Earlier today, an independent task force of medical experts released the results of a two-year study on the treatment of suspected terrorists held at Gitmo and other locations around the world since the September 11 attacks. The results? Doctors affiliated with the military and CIA, in flagrant violation of both their oath and basic standards of decency, designed, sanctioned and took part in the torture of detainees.
The medical personnel involved — physicians, psychiatrists and psychologists who work in military branches or for U.S. intelligence agencies — allowed “cruel, inhumane and degrading treatment” of prisoners while acting at the direction of military leaders under both the Bush and Obama administrations, reports a 19-member independent task force of doctors, lawyers and ethics experts.
“This is a big, big striking horror,” said Dr. Gerald Thomson, professor of medicine emeritus at Columbia University and a member of the task force. The panel is supported by the Institute on Medicine as a Profession (IMAP), a health care policy think tank based at Columbia that identifies itself as nonprofit and nonpartisan.
“This covenant between society and medicine has been around for a long, long time — patient first, community first, society first, not national security, necessarily,” Thomson said. “If we just ignore this and satisfy ourselves with the (thought that), ‘Well, they were trying to protect us,’ when it does happen again we’ll all be complicit in that.”
Read the full report
here (warning, self-downloading PDF). It makes for horrifying reading. The experts found that an unknown number of military and CIA doctors were involved in inhumane treatment of prisoners. Among other things, the doctors were consulted on the best methods on how to make life miserable for the detainees. The military and CIA later used that information in their interrogations.
In one instance, the CIA contracted with a psychologist who earlier had been part of the military's in-house program to train U.S. troops to withstand abusive detention and torture. The agency and the psychologist collaborated to use those same training techniques to design "enhanced interrogation" methods for suspected terrorists — tactics meant to "induce hopelessness" and to “psychologically ‘dislocate’ the detainee, maximize his feeling of vulnerability, and reduce or eliminate his will to resist" as part of efforts to extract intelligence secrets, the task force wrote.
These strategies, the medical ethicists added, included sensory deprivation, isolation, and forcing detainees into "stress positions for long periods of time."
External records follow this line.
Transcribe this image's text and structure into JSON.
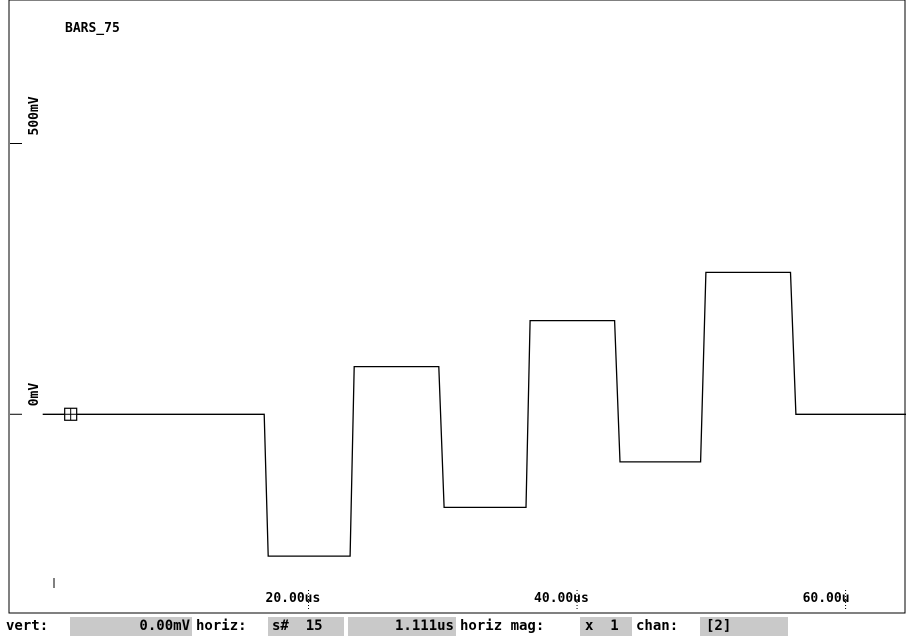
{
  "chart_data": {
    "type": "line",
    "title": "BARS_75",
    "x_unit": "us",
    "xlim": [
      0,
      64.5
    ],
    "ylim": [
      -415,
      765
    ],
    "x_ticks": [
      {
        "value": 20,
        "label": "20.00us"
      },
      {
        "value": 40,
        "label": "40.00us"
      },
      {
        "value": 60,
        "label": "60.00u"
      }
    ],
    "y_ticks": [
      {
        "value": 500,
        "label": "500mV"
      },
      {
        "value": 0,
        "label": "0mV"
      }
    ],
    "series": [
      {
        "x": [
          0.2,
          16.7,
          17.0,
          23.1,
          23.4,
          29.7,
          30.1,
          36.2,
          36.5,
          42.8,
          43.2,
          49.2,
          49.6,
          55.9,
          56.3,
          64.5
        ],
        "y": [
          0,
          0,
          -262,
          -262,
          88,
          88,
          -172,
          -172,
          173,
          173,
          -88,
          -88,
          262,
          262,
          0,
          0
        ]
      }
    ],
    "trigger_marker": {
      "x": 0.2,
      "y": 0
    },
    "grid": false
  },
  "status": {
    "vert_label": "vert:",
    "vert_value": "0.00mV",
    "horiz_label": "horiz:",
    "horiz_sample": "s#  15",
    "horiz_time": "1.111us",
    "mag_label": "horiz mag:",
    "mag_value": "x  1",
    "chan_label": "chan:",
    "chan_value": "[2]"
  }
}
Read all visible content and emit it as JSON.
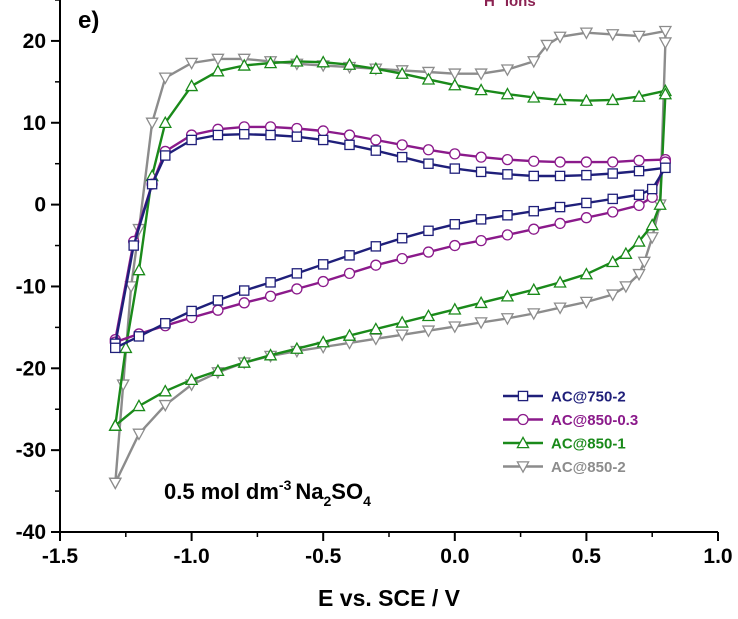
{
  "chart_data": {
    "type": "line",
    "panel_label": "e)",
    "xlabel": "E vs. SCE / V",
    "ylabel": "",
    "xlim": [
      -1.5,
      1.0
    ],
    "ylim": [
      -40,
      25
    ],
    "xticks": [
      "-1.5",
      "-1.0",
      "-0.5",
      "0.0",
      "0.5",
      "1.0"
    ],
    "xtick_values": [
      -1.5,
      -1.0,
      -0.5,
      0.0,
      0.5,
      1.0
    ],
    "yticks": [
      "-40",
      "-30",
      "-20",
      "-10",
      "0",
      "10",
      "20"
    ],
    "ytick_values": [
      -40,
      -30,
      -20,
      -10,
      0,
      10,
      20
    ],
    "grid": false,
    "legend_position": "bottom-right",
    "annotations": {
      "electrolyte": "0.5 mol dm",
      "electrolyte_exp": "-3",
      "electrolyte_salt": "Na",
      "electrolyte_sub1": "2",
      "electrolyte_salt2": "SO",
      "electrolyte_sub2": "4",
      "ion_label": "H",
      "ion_sup": "+",
      "ion_rest": " ions"
    },
    "series": [
      {
        "name": "AC@750-2",
        "color": "#1f1f7a",
        "marker": "square",
        "x": [
          -1.29,
          -1.22,
          -1.15,
          -1.1,
          -1.0,
          -0.9,
          -0.8,
          -0.7,
          -0.6,
          -0.5,
          -0.4,
          -0.3,
          -0.2,
          -0.1,
          0.0,
          0.1,
          0.2,
          0.3,
          0.4,
          0.5,
          0.6,
          0.7,
          0.8,
          0.8,
          0.75,
          0.7,
          0.6,
          0.5,
          0.4,
          0.3,
          0.2,
          0.1,
          0.0,
          -0.1,
          -0.2,
          -0.3,
          -0.4,
          -0.5,
          -0.6,
          -0.7,
          -0.8,
          -0.9,
          -1.0,
          -1.1,
          -1.2,
          -1.29
        ],
        "y": [
          -17.0,
          -5.0,
          2.5,
          6.0,
          7.9,
          8.5,
          8.6,
          8.5,
          8.3,
          7.9,
          7.3,
          6.6,
          5.8,
          5.0,
          4.4,
          4.0,
          3.7,
          3.5,
          3.5,
          3.6,
          3.8,
          4.1,
          4.5,
          4.5,
          1.9,
          1.2,
          0.7,
          0.2,
          -0.3,
          -0.8,
          -1.3,
          -1.8,
          -2.4,
          -3.2,
          -4.1,
          -5.1,
          -6.2,
          -7.3,
          -8.4,
          -9.5,
          -10.5,
          -11.7,
          -13.0,
          -14.5,
          -16.1,
          -17.5
        ]
      },
      {
        "name": "AC@850-0.3",
        "color": "#8b1a8b",
        "marker": "circle",
        "x": [
          -1.29,
          -1.22,
          -1.15,
          -1.1,
          -1.0,
          -0.9,
          -0.8,
          -0.7,
          -0.6,
          -0.5,
          -0.4,
          -0.3,
          -0.2,
          -0.1,
          0.0,
          0.1,
          0.2,
          0.3,
          0.4,
          0.5,
          0.6,
          0.7,
          0.8,
          0.8,
          0.75,
          0.7,
          0.6,
          0.5,
          0.4,
          0.3,
          0.2,
          0.1,
          0.0,
          -0.1,
          -0.2,
          -0.3,
          -0.4,
          -0.5,
          -0.6,
          -0.7,
          -0.8,
          -0.9,
          -1.0,
          -1.1,
          -1.2,
          -1.29
        ],
        "y": [
          -16.5,
          -4.5,
          2.5,
          6.5,
          8.5,
          9.2,
          9.5,
          9.5,
          9.3,
          9.0,
          8.5,
          7.9,
          7.3,
          6.7,
          6.2,
          5.8,
          5.5,
          5.3,
          5.2,
          5.2,
          5.2,
          5.4,
          5.5,
          5.2,
          0.9,
          -0.1,
          -0.9,
          -1.6,
          -2.3,
          -3.0,
          -3.7,
          -4.4,
          -5.0,
          -5.8,
          -6.6,
          -7.4,
          -8.4,
          -9.4,
          -10.3,
          -11.2,
          -12.0,
          -12.9,
          -13.8,
          -14.8,
          -15.8,
          -16.8
        ]
      },
      {
        "name": "AC@850-1",
        "color": "#1a8a1a",
        "marker": "triangle-up",
        "x": [
          -1.29,
          -1.25,
          -1.2,
          -1.15,
          -1.1,
          -1.0,
          -0.9,
          -0.8,
          -0.7,
          -0.6,
          -0.5,
          -0.4,
          -0.3,
          -0.2,
          -0.1,
          0.0,
          0.1,
          0.2,
          0.3,
          0.4,
          0.5,
          0.6,
          0.7,
          0.8,
          0.8,
          0.78,
          0.75,
          0.7,
          0.65,
          0.6,
          0.5,
          0.4,
          0.3,
          0.2,
          0.1,
          0.0,
          -0.1,
          -0.2,
          -0.3,
          -0.4,
          -0.5,
          -0.6,
          -0.7,
          -0.8,
          -0.9,
          -1.0,
          -1.1,
          -1.2,
          -1.29
        ],
        "y": [
          -27.0,
          -17.5,
          -8.0,
          3.5,
          10.0,
          14.5,
          16.3,
          17.0,
          17.3,
          17.5,
          17.4,
          17.1,
          16.6,
          16.0,
          15.3,
          14.6,
          14.0,
          13.5,
          13.1,
          12.8,
          12.7,
          12.8,
          13.2,
          13.9,
          13.5,
          0.0,
          -2.5,
          -4.5,
          -6.0,
          -7.0,
          -8.5,
          -9.5,
          -10.4,
          -11.2,
          -12.0,
          -12.8,
          -13.6,
          -14.4,
          -15.2,
          -16.0,
          -16.8,
          -17.6,
          -18.4,
          -19.3,
          -20.3,
          -21.4,
          -22.8,
          -24.6,
          -27.0
        ]
      },
      {
        "name": "AC@850-2",
        "color": "#8c8c8c",
        "marker": "triangle-down",
        "x": [
          -1.29,
          -1.26,
          -1.23,
          -1.2,
          -1.15,
          -1.1,
          -1.0,
          -0.9,
          -0.8,
          -0.7,
          -0.6,
          -0.5,
          -0.4,
          -0.3,
          -0.2,
          -0.1,
          0.0,
          0.1,
          0.2,
          0.3,
          0.35,
          0.4,
          0.5,
          0.6,
          0.7,
          0.8,
          0.8,
          0.78,
          0.75,
          0.72,
          0.7,
          0.65,
          0.6,
          0.5,
          0.4,
          0.3,
          0.2,
          0.1,
          0.0,
          -0.1,
          -0.2,
          -0.3,
          -0.4,
          -0.5,
          -0.6,
          -0.7,
          -0.8,
          -0.9,
          -1.0,
          -1.1,
          -1.2,
          -1.29
        ],
        "y": [
          -34.0,
          -22.0,
          -10.0,
          -3.0,
          10.0,
          15.5,
          17.3,
          17.8,
          17.8,
          17.5,
          17.2,
          17.0,
          16.8,
          16.6,
          16.4,
          16.2,
          16.0,
          16.0,
          16.5,
          17.5,
          19.5,
          20.5,
          21.0,
          20.8,
          20.6,
          21.2,
          19.8,
          0.0,
          -4.0,
          -7.0,
          -8.5,
          -10.0,
          -11.0,
          -11.9,
          -12.6,
          -13.3,
          -13.9,
          -14.4,
          -14.9,
          -15.4,
          -15.9,
          -16.4,
          -16.9,
          -17.4,
          -17.9,
          -18.5,
          -19.3,
          -20.5,
          -22.0,
          -24.5,
          -28.0,
          -34.0
        ]
      }
    ]
  }
}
The report also found that doctors were actively involved in the force-feeding of hunger-striking detainees at Gitmo. The hunger strikers were tied to a chair and had a tube run up their nose through which food was pushed into the body. According to a former girlfriend who's a CNA, force-feeding is a BFD among medical regulators--even ONE incident can cost you your license.
Through a spokesman, the Pentagon dismissed the report as "wholly absurd." But given the ramifications, this isn't something that can be just baldly dismissed. It cannot be said enough--this was done in our name.